BAB 25 – API DALAM BAYANGAN
Milan, Italia
Penthouse Grayson masih sunyi ketika Exelina menatap ke luar jendela besar, menikmati pemandangan kota yang masih diselimuti pagi. Namun pikirannya tidak setenang pemandangan yang ia lihat.
Tajuk berita yang memenuhi media semalam masih menghantuinya. Liam sudah melangkah terlalu jauh.
"Penny for your thoughts?"
Suara berat itu membuyarkan lamunannya. Grayson, dengan kemeja putih yang lengannya tergulung hingga siku, berdiri di ambang pintu dengan secangkir kopi di tangan.
Exelina berbalik, mengangkat alis. "I think I need something stronger than a penny to make me talk."
Grayson menyeringai kecil, lalu berjalan mendekatinya, menyodorkan kopi yang masih mengepul.
"Here. And stop overthinking."
Exelina menerima cangkir itu, tetapi bukannya langsung menyesap, ia menatap Grayson dengan serius. "Apa yang kau lakukan pada Liam semalam?"
Pria itu duduk di sofa, menyandarkan punggung dengan santai. "Aku hanya memberinya sedikit pelajaran. Sekarang dia tahu bahwa aku tidak bermain-main."
Exelina menatapnya lekat-lekat. "Dan kau pikir dia akan berhenti?"
Grayson mengangkat bahu. "Tidak. Tapi aku ingin melihat seberapa jauh dia bisa bertahan sebelum aku menjatuhkannya sepenuhnya."
"Dan bagaimana jika dia menyerang balik?"
Grayson menyesap kopinya perlahan, lalu menatapnya dalam-dalam. "Then I will burn him to the ground."
Exelina menghela napas, lalu duduk di sampingnya. "Aku tidak ingin ini berubah menjadi perang, Grayson."
"It already is, Sayang."
---
Liam Tidak Akan Berhenti
Di sudut kota Milan yang lebih gelap, Liam menatap layar laptopnya dengan rahang mengeras.
Semua akses ke rekeningnya dibekukan. Proyek-proyeknya ditunda. Bahkan beberapa klien besarnya mulai menarik diri setelah mengetahui bahwa ia tengah berselisih dengan Grayson Cole Walker.
Sialan.
Ia menutup laptopnya dengan kasar dan meraih ponselnya, menekan nomor yang sudah dihafalnya di luar kepala.
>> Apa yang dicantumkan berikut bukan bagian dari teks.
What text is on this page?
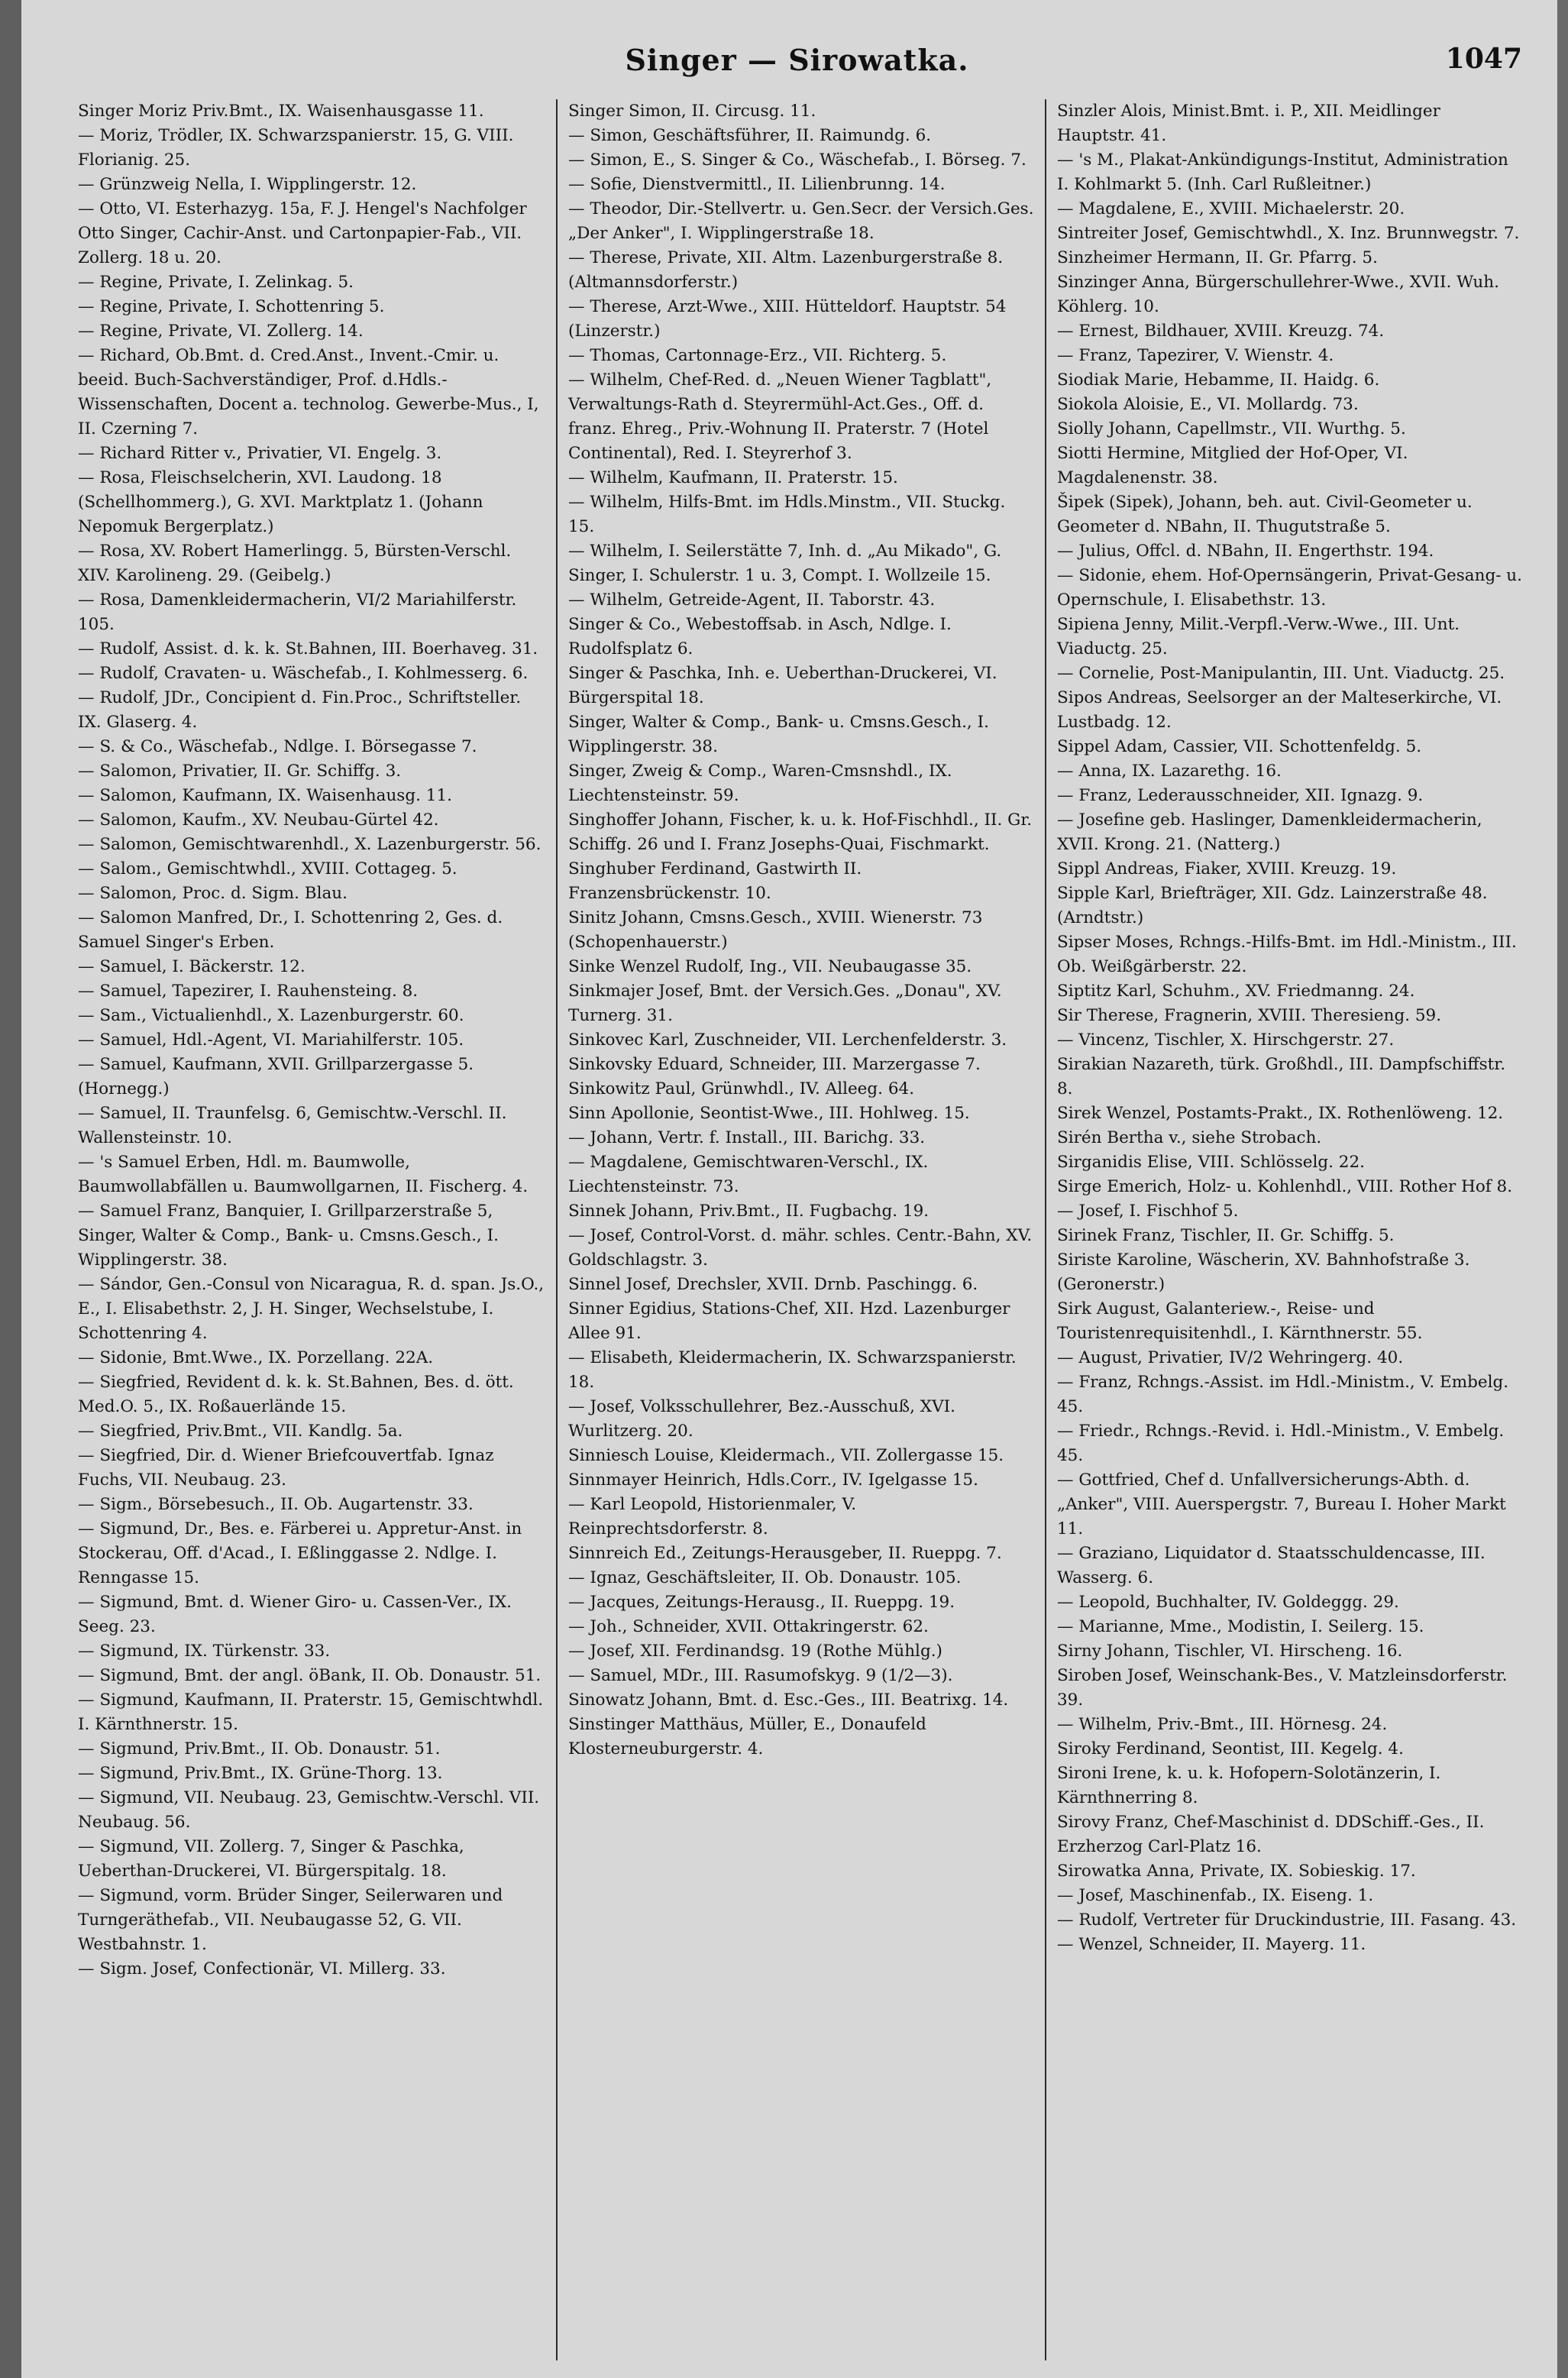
Singer — Sirowatka.	1047

Singer Moriz Priv.Bmt., IX. Waisenhausgasse 11.

— Moriz, Trödler, IX. Schwarzspanierstr. 15, G. VIII. Florianig. 25.

— Grünzweig Nella, I. Wipplingerstr. 12.

— Otto, VI. Esterhazyg. 15a, F. J. Hengel's Nachfolger Otto Singer, Cachir-Anst. und Cartonpapier-Fab., VII. Zollerg. 18 u. 20.

— Regine, Private, I. Zelinkag. 5.

— Regine, Private, I. Schottenring 5.

— Regine, Private, VI. Zollerg. 14.

— Richard, Ob.Bmt. d. Cred.Anst., Invent.-Cmir. u. beeid. Buch-Sachverständiger, Prof. d.Hdls.-Wissenschaften, Docent a. technolog. Gewerbe-Mus., I, II. Czerning 7.

— Richard Ritter v., Privatier, VI. Engelg. 3.

— Rosa, Fleischselcherin, XVI. Laudong. 18 (Schellhommerg.), G. XVI. Marktplatz 1. (Johann Nepomuk Bergerplatz.)

— Rosa, XV. Robert Hamerlingg. 5, Bürsten-Verschl. XIV. Karolineng. 29. (Geibelg.)

— Rosa, Damenkleidermacherin, VI/2 Mariahilferstr. 105.

— Rudolf, Assist. d. k. k. St.Bahnen, III. Boerhaveg. 31.

— Rudolf, Cravaten- u. Wäschefab., I. Kohlmesserg. 6.

— Rudolf, JDr., Concipient d. Fin.Proc., Schriftsteller. IX. Glaserg. 4.

— S. & Co., Wäschefab., Ndlge. I. Börsegasse 7.

— Salomon, Privatier, II. Gr. Schiffg. 3.

— Salomon, Kaufmann, IX. Waisenhausg. 11.

— Salomon, Kaufm., XV. Neubau-Gürtel 42.

— Salomon, Gemischtwarenhdl., X. Lazenburgerstr. 56.

— Salom., Gemischtwhdl., XVIII. Cottageg. 5.

— Salomon, Proc. d. Sigm. Blau.

— Salomon Manfred, Dr., I. Schottenring 2, Ges. d. Samuel Singer's Erben.

— Samuel, I. Bäckerstr. 12.

— Samuel, Tapezirer, I. Rauhensteing. 8.

— Sam., Victualienhdl., X. Lazenburgerstr. 60.

— Samuel, Hdl.-Agent, VI. Mariahilferstr. 105.

— Samuel, Kaufmann, XVII. Grillparzergasse 5. (Hornegg.)

— Samuel, II. Traunfelsg. 6, Gemischtw.-Verschl. II. Wallensteinstr. 10.

— 's Samuel Erben, Hdl. m. Baumwolle, Baumwollabfällen u. Baumwollgarnen, II. Fischerg. 4.

— Samuel Franz, Banquier, I. Grillparzerstraße 5, Singer, Walter & Comp., Bank- u. Cmsns.Gesch., I. Wipplingerstr. 38.

— Sándor, Gen.-Consul von Nicaragua, R. d. span. Js.O., E., I. Elisabethstr. 2, J. H. Singer, Wechselstube, I. Schottenring 4.

— Sidonie, Bmt.Wwe., IX. Porzellang. 22A.

— Siegfried, Revident d. k. k. St.Bahnen, Bes. d. ött. Med.O. 5., IX. Roßauerlände 15.

— Siegfried, Priv.Bmt., VII. Kandlg. 5a.

— Siegfried, Dir. d. Wiener Briefcouvertfab. Ignaz Fuchs, VII. Neubaug. 23.

— Sigm., Börsebesuch., II. Ob. Augartenstr. 33.

— Sigmund, Dr., Bes. e. Färberei u. Appretur-Anst. in Stockerau, Off. d'Acad., I. Eßlinggasse 2. Ndlge. I. Renngasse 15.

— Sigmund, Bmt. d. Wiener Giro- u. Cassen-Ver., IX. Seeg. 23.

— Sigmund, IX. Türkenstr. 33.

— Sigmund, Bmt. der angl. öBank, II. Ob. Donaustr. 51.

— Sigmund, Kaufmann, II. Praterstr. 15, Gemischtwhdl. I. Kärnthnerstr. 15.

— Sigmund, Priv.Bmt., II. Ob. Donaustr. 51.

— Sigmund, Priv.Bmt., IX. Grüne-Thorg. 13.

— Sigmund, VII. Neubaug. 23, Gemischtw.-Verschl. VII. Neubaug. 56.

— Sigmund, VII. Zollerg. 7, Singer & Paschka, Ueberthan-Druckerei, VI. Bürgerspitalg. 18.

— Sigmund, vorm. Brüder Singer, Seilerwaren und Turngeräthefab., VII. Neubaugasse 52, G. VII. Westbahnstr. 1.

— Sigm. Josef, Confectionär, VI. Millerg. 33.

Singer Simon, II. Circusg. 11.

— Simon, Geschäftsführer, II. Raimundg. 6.

— Simon, E., S. Singer & Co., Wäschefab., I. Börseg. 7.

— Sofie, Dienstvermittl., II. Lilienbrunng. 14.

— Theodor, Dir.-Stellvertr. u. Gen.Secr. der Versich.Ges. „Der Anker", I. Wipplingerstraße 18.

— Therese, Private, XII. Altm. Lazenburgerstraße 8. (Altmannsdorferstr.)

— Therese, Arzt-Wwe., XIII. Hütteldorf. Hauptstr. 54 (Linzerstr.)

— Thomas, Cartonnage-Erz., VII. Richterg. 5.

— Wilhelm, Chef-Red. d. „Neuen Wiener Tagblatt", Verwaltungs-Rath d. Steyrermühl-Act.Ges., Off. d. franz. Ehreg., Priv.-Wohnung II. Praterstr. 7 (Hotel Continental), Red. I. Steyrerhof 3.

— Wilhelm, Kaufmann, II. Praterstr. 15.

— Wilhelm, Hilfs-Bmt. im Hdls.Minstm., VII. Stuckg. 15.

— Wilhelm, I. Seilerstätte 7, Inh. d. „Au Mikado", G. Singer, I. Schulerstr. 1 u. 3, Compt. I. Wollzeile 15.

— Wilhelm, Getreide-Agent, II. Taborstr. 43.

Singer & Co., Webestoffsab. in Asch, Ndlge. I. Rudolfsplatz 6.

Singer & Paschka, Inh. e. Ueberthan-Druckerei, VI. Bürgerspital 18.

Singer, Walter & Comp., Bank- u. Cmsns.Gesch., I. Wipplingerstr. 38.

Singer, Zweig & Comp., Waren-Cmsnshdl., IX. Liechtensteinstr. 59.

Singhoffer Johann, Fischer, k. u. k. Hof-Fischhdl., II. Gr. Schiffg. 26 und I. Franz Josephs-Quai, Fischmarkt.

Singhuber Ferdinand, Gastwirth II. Franzensbrückenstr. 10.

Sinitz Johann, Cmsns.Gesch., XVIII. Wienerstr. 73 (Schopenhauerstr.)

Sinke Wenzel Rudolf, Ing., VII. Neubaugasse 35.

Sinkmajer Josef, Bmt. der Versich.Ges. „Donau", XV. Turnerg. 31.

Sinkovec Karl, Zuschneider, VII. Lerchenfelderstr. 3.

Sinkovsky Eduard, Schneider, III. Marzergasse 7.

Sinkowitz Paul, Grünwhdl., IV. Alleeg. 64.

Sinn Apollonie, Seontist-Wwe., III. Hohlweg. 15.

— Johann, Vertr. f. Install., III. Barichg. 33.

— Magdalene, Gemischtwaren-Verschl., IX. Liechtensteinstr. 73.

Sinnek Johann, Priv.Bmt., II. Fugbachg. 19.

— Josef, Control-Vorst. d. mähr. schles. Centr.-Bahn, XV. Goldschlagstr. 3.

Sinnel Josef, Drechsler, XVII. Drnb. Paschingg. 6.

Sinner Egidius, Stations-Chef, XII. Hzd. Lazenburger Allee 91.

— Elisabeth, Kleidermacherin, IX. Schwarzspanierstr. 18.

— Josef, Volksschullehrer, Bez.-Ausschuß, XVI. Wurlitzerg. 20.

Sinniesch Louise, Kleidermach., VII. Zollergasse 15.

Sinnmayer Heinrich, Hdls.Corr., IV. Igelgasse 15.

— Karl Leopold, Historienmaler, V. Reinprechtsdorferstr. 8.

Sinnreich Ed., Zeitungs-Herausgeber, II. Rueppg. 7.

— Ignaz, Geschäftsleiter, II. Ob. Donaustr. 105.

— Jacques, Zeitungs-Herausg., II. Rueppg. 19.

— Joh., Schneider, XVII. Ottakringerstr. 62.

— Josef, XII. Ferdinandsg. 19 (Rothe Mühlg.)

— Samuel, MDr., III. Rasumofskyg. 9 (1/2—3).

Sinowatz Johann, Bmt. d. Esc.-Ges., III. Beatrixg. 14.

Sinstinger Matthäus, Müller, E., Donaufeld Klosterneuburgerstr. 4.

Sinzler Alois, Minist.Bmt. i. P., XII. Meidlinger Hauptstr. 41.

— 's M., Plakat-Ankündigungs-Institut, Administration I. Kohlmarkt 5. (Inh. Carl Rußleitner.)

— Magdalene, E., XVIII. Michaelerstr. 20.

Sintreiter Josef, Gemischtwhdl., X. Inz. Brunnwegstr. 7.

Sinzheimer Hermann, II. Gr. Pfarrg. 5.

Sinzinger Anna, Bürgerschullehrer-Wwe., XVII. Wuh. Köhlerg. 10.

— Ernest, Bildhauer, XVIII. Kreuzg. 74.

— Franz, Tapezirer, V. Wienstr. 4.

Siodiak Marie, Hebamme, II. Haidg. 6.

Siokola Aloisie, E., VI. Mollardg. 73.

Siolly Johann, Capellmstr., VII. Wurthg. 5.

Siotti Hermine, Mitglied der Hof-Oper, VI. Magdalenenstr. 38.

Šipek (Sipek), Johann, beh. aut. Civil-Geometer u. Geometer d. NBahn, II. Thugutstraße 5.

— Julius, Offcl. d. NBahn, II. Engerthstr. 194.

— Sidonie, ehem. Hof-Opernsängerin, Privat-Gesang- u. Opernschule, I. Elisabethstr. 13.

Sipiena Jenny, Milit.-Verpfl.-Verw.-Wwe., III. Unt. Viaductg. 25.

— Cornelie, Post-Manipulantin, III. Unt. Viaductg. 25.

Sipos Andreas, Seelsorger an der Malteserkirche, VI. Lustbadg. 12.

Sippel Adam, Cassier, VII. Schottenfeldg. 5.

— Anna, IX. Lazarethg. 16.

— Franz, Lederausschneider, XII. Ignazg. 9.

— Josefine geb. Haslinger, Damenkleidermacherin, XVII. Krong. 21. (Natterg.)

Sippl Andreas, Fiaker, XVIII. Kreuzg. 19.

Sipple Karl, Briefträger, XII. Gdz. Lainzerstraße 48. (Arndtstr.)

Sipser Moses, Rchngs.-Hilfs-Bmt. im Hdl.-Ministm., III. Ob. Weißgärberstr. 22.

Siptitz Karl, Schuhm., XV. Friedmanng. 24.

Sir Therese, Fragnerin, XVIII. Theresieng. 59.

— Vincenz, Tischler, X. Hirschgerstr. 27.

Sirakian Nazareth, türk. Großhdl., III. Dampfschiffstr. 8.

Sirek Wenzel, Postamts-Prakt., IX. Rothenlöweng. 12.

Sirén Bertha v., siehe Strobach.

Sirganidis Elise, VIII. Schlösselg. 22.

Sirge Emerich, Holz- u. Kohlenhdl., VIII. Rother Hof 8.

— Josef, I. Fischhof 5.

Sirinek Franz, Tischler, II. Gr. Schiffg. 5.

Siriste Karoline, Wäscherin, XV. Bahnhofstraße 3. (Geronerstr.)

Sirk August, Galanteriew.-, Reise- und Touristenrequisitenhdl., I. Kärnthnerstr. 55.

— August, Privatier, IV/2 Wehringerg. 40.

— Franz, Rchngs.-Assist. im Hdl.-Ministm., V. Embelg. 45.

— Friedr., Rchngs.-Revid. i. Hdl.-Ministm., V. Embelg. 45.

— Gottfried, Chef d. Unfallversicherungs-Abth. d. „Anker", VIII. Auerspergstr. 7, Bureau I. Hoher Markt 11.

— Graziano, Liquidator d. Staatsschuldencasse, III. Wasserg. 6.

— Leopold, Buchhalter, IV. Goldeggg. 29.

— Marianne, Mme., Modistin, I. Seilerg. 15.

Sirny Johann, Tischler, VI. Hirscheng. 16.

Siroben Josef, Weinschank-Bes., V. Matzleinsdorferstr. 39.

— Wilhelm, Priv.-Bmt., III. Hörnesg. 24.

Siroky Ferdinand, Seontist, III. Kegelg. 4.

Sironi Irene, k. u. k. Hofopern-Solotänzerin, I. Kärnthnerring 8.

Sirovy Franz, Chef-Maschinist d. DDSchiff.-Ges., II. Erzherzog Carl-Platz 16.

Sirowatka Anna, Private, IX. Sobieskig. 17.

— Josef, Maschinenfab., IX. Eiseng. 1.

— Rudolf, Vertreter für Druckindustrie, III. Fasang. 43.

— Wenzel, Schneider, II. Mayerg. 11.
Suara di ujung telepon terdengar malas. "Liam. Aku tidak suka menerima telepon pagi-pagi begini."
"Aku membutuhkan bantuanmu." Liam mengabaikan nada malas pria itu. "Aku ingin kau menghancurkan reputasi Exelina. Kali ini, tidak hanya lewat media. Aku ingin sesuatu yang lebih besar."
Hening.
Lalu suara pria itu terdengar lebih serius. "Apa yang kau rencanakan?"
Liam menyeringai. "Aku ingin membuktikan pada Grayson bahwa wanita yang dia pertahankan mati-matian… tidak seberharga yang dia pikirkan."
---
Malam yang Membara
Exelina berdiri di depan cermin besar di kamarnya, mengenakan gaun hitam panjang dengan belahan tinggi. Grayson mengundangnya ke sebuah acara eksklusif malam ini—acara yang dipenuhi pebisnis papan atas dan bangsawan.
Pintu kamar terbuka, dan Grayson masuk, mengenakan setelan hitam yang sempurna. Matanya menyapu dirinya dari kepala hingga kaki, sebelum akhirnya bersuara.
"You look... breathtaking."
Exelina tersenyum kecil, lalu berbalik menghadapnya. "Aku harus terlihat pantas untuk berdiri di samping seorang Grayson Walker, bukan?"
Grayson berjalan mendekat, jemarinya menyentuh dagunya, mengangkatnya sedikit. "Kau pantas berada di sampingku dengan atau tanpa gaun ini, Nonaku."
Exelina menelan ludahnya pelan. Setiap kali pria itu berbicara dengan nada serendah ini, sesuatu di dalam dirinya bergetar.
"Are you ready?" tanyanya akhirnya.
Grayson tersenyum miring. "Always."
Mereka melangkah keluar bersama, tanpa menyadari bahwa malam ini, seseorang telah menyiapkan jebakan untuk mereka.